Meunerie
Produire ficelles, baguettes et pâtes feuilletées levées, nécessite une certaine qualité d’extensibilité de la pâte, conférée par la génétique du blé.
Produire ficelles, baguettes et pâtes feuilletées levées, nécessite une certaine qualité d’extensibilité de la pâte, conférée par la génétique du blé. © A. DUFUMIER

Sélection variétale : épandre la qualité d’extensibilité

La boulange française a besoin de variétés de blé avec une ténacité modérée pour produire baguettes et pâtes feuilletées. Une qualité qui est en partie à reconquérir dans les champs français.

Et si le rétrécissement supposé de la taille des baguettes ne devait rien à l’inflation mais tout à la génétique du blé ? Plaisanterie mise à part, c’est ce que pourrait donner à penser l’analyse des variétés de blé les plus cultivées en France.

Depuis une quinzaine d’années, les blés de l’Hexagone ont en effet perdu une partie de leur propension à produire des pâtes à ténacité modérée. « La part des variétés françaises de blé extensible a très nettement diminué dans la sole française, confirme Adeline Streiff, ingénieure R&D caractérisation de la récolte et des variétés de céréales d’Arvalis, l’Institut technique agricole grandes cultures. Or, la panification française a besoin de blés ayant des caractéristiques d’extensibilité pour produire la baguette de tradition française ou de la pâte feuilletée. Aujourd’hui, les variétés ayant ce profil rhéologique sont moins présentes dans le top 10 de celles les plus cultivées en France. Les deux qui y figurent — Celebrity et Intensity — totalisaient seulement huit pour cent des surfaces françaises en blé lors de la récolte 2025. »

Selon l’ingénieure, entre 2000 et 2015, les meuniers français avaient accès à plus de lots de blé typés extensibles.

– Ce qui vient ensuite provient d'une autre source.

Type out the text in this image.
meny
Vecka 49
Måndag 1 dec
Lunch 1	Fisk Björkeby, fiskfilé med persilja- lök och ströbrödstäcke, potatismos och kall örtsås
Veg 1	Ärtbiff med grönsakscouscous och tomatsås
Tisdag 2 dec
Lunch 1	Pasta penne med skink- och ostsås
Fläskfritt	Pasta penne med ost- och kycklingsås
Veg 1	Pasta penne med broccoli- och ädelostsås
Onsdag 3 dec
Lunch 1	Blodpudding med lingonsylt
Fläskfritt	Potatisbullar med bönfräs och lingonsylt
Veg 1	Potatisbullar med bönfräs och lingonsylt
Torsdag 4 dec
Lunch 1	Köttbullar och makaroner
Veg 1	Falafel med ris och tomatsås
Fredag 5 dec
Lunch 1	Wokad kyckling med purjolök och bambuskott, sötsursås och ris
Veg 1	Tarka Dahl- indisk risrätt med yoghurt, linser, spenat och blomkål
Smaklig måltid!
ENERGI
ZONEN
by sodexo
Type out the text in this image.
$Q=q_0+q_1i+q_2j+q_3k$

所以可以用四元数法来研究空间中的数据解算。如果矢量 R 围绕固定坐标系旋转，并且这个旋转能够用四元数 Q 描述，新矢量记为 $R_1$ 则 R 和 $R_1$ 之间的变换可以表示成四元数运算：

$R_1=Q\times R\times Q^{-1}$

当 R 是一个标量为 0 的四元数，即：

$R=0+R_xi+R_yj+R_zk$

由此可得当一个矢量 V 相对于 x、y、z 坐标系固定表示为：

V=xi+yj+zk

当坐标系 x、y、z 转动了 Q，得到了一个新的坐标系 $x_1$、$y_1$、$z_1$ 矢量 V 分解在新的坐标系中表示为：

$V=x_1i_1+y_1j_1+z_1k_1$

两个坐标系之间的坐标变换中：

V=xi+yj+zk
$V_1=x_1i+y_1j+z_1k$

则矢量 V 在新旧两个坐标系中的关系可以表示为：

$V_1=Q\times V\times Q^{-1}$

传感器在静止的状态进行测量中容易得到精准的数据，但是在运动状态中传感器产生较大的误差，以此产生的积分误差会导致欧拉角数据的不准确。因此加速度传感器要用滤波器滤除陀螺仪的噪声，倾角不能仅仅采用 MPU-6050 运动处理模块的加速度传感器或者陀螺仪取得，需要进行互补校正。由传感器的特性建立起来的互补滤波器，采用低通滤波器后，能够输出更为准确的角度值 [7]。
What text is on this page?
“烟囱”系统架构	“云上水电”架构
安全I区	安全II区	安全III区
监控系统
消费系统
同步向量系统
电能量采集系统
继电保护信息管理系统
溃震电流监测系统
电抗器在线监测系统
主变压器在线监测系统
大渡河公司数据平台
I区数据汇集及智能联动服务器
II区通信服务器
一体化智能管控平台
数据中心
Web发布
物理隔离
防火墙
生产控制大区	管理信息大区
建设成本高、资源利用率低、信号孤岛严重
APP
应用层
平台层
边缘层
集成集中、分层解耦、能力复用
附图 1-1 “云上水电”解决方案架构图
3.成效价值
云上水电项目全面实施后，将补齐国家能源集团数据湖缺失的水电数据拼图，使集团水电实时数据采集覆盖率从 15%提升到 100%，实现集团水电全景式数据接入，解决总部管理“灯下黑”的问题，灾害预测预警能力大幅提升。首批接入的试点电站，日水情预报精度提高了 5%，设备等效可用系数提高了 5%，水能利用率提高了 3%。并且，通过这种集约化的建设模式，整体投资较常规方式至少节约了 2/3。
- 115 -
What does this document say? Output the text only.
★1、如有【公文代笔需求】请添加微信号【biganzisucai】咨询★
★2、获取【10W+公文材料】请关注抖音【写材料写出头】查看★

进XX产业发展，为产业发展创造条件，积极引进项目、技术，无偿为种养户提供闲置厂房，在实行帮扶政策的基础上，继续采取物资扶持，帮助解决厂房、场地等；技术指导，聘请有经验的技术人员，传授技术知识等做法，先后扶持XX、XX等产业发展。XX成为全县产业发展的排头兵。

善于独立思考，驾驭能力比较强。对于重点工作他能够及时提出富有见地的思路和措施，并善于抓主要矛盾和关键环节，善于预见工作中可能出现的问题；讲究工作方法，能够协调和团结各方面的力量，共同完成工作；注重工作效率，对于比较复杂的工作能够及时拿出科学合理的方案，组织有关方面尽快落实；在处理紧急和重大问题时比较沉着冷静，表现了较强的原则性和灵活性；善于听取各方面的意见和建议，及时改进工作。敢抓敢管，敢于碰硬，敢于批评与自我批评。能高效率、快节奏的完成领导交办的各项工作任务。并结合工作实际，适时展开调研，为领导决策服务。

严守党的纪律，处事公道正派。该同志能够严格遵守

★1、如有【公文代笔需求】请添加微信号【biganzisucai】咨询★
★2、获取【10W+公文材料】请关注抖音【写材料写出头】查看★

Elle évoque notamment Apache, qui a été pendant dix ans la première variété cultivée en France et a totalisé à elle seule jusqu’à 25 % des surfaces de blé.

La pression de l’inscription variétale

Comment en est-on arrivé à perdre une partie de cette qualité d’extensibilité ? Pour Adeline Streiff, « ce sont les modalités d’inscription des variétés françaises au catalogue officiel qui ont eu tendance à être défavorables à celles extensibles. En effet, ces dernières montrent des niveaux de qualité plus irréguliers en tests de panification d’une année sur l’autre, ce qui a souvent pu les mettre hors jeu. La difficulté ne vient donc pas tant de la sélection variétale en elle-même : l’inscription de variétés aux qualités extensibles continue à être proposée. La difficulté est surtout que ces dernières sont involontairement pénalisées par l’étape de l’inscription, car le poids de la qualité en panification d’un blé est très fort dans le système français d’évaluation ».

Une note dédiée

Le sujet est donc assez ancien et les acteurs de la filière ont déjà en partie réagi. « Depuis quelques années, nous sensibilisons les sélectionneurs à ce sujet et nous avons adopté une mention particulière sur ce point dans notre liste des blés meuniers : les blés extensibles », nous expliquait déjà en 2022 l’Association nationale de la meunerie française (ANMF) (lire La Toque n° 338).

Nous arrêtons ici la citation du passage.